Jefferson Shields (August 25, 1829 – April 4, 1918) was an American slave who was a body servant to Confederate Colonel James Kerr Edmondson during the American Civil War.

== Civil War ==
Shields was not enlisted in the Confederate Army as African Americans were not permitted to serve in the Confederacy. During the war, he was a cook for his enslaver's son, James Kerr Edmonston, who later became a colonel in the 27th Virginia Infantry Regiment. He claimed to have cooked for other Confederate officers during the war as well, including General Stonewall Jackson and General J. E. B. Stuart.

== Post-war and legacy ==
Following the war, Shields attended many veterans reunions and was voted in as a member of the Stonewall Brigade at a reunion in Staunton, Virginia and was permitted to wear one of the Brigade's badges. He embraced this role, promoting the pseudo-historical Lost Cause of the Confederacy.

He was a trustee of First Baptist Church in Lexington, Virginia.

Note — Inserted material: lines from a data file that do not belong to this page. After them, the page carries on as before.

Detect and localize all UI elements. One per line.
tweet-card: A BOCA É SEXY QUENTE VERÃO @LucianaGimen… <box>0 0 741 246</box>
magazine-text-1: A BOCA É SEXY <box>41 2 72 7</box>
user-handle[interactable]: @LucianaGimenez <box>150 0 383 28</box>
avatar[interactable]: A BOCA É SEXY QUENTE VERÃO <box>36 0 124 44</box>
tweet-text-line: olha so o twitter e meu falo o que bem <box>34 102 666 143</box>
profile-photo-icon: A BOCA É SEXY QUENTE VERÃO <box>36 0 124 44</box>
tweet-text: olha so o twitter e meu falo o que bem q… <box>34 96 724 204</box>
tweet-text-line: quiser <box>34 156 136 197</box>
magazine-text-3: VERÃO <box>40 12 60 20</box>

Following his death in 1918, Shields was buried with a military grave marker at Evergreen Cemetery in Lexington, Virginia. His headstone reads "Jefferson Shields, Pvt. Co. H 27th Va. Inf., Stonewall Brigade, Confederate States Army" despite him not actually serving in the military. The Sons of Confederate Veterans posthumously awarded Shields the honorary rank of private decades after his death. He, along with other "black Confederates" such as Weary Clyburn, William Mack Lee, and Marlboro Jones, helped to reinforce the stereotype of the "happy slave" narrative according to historian Kevin M. Levin.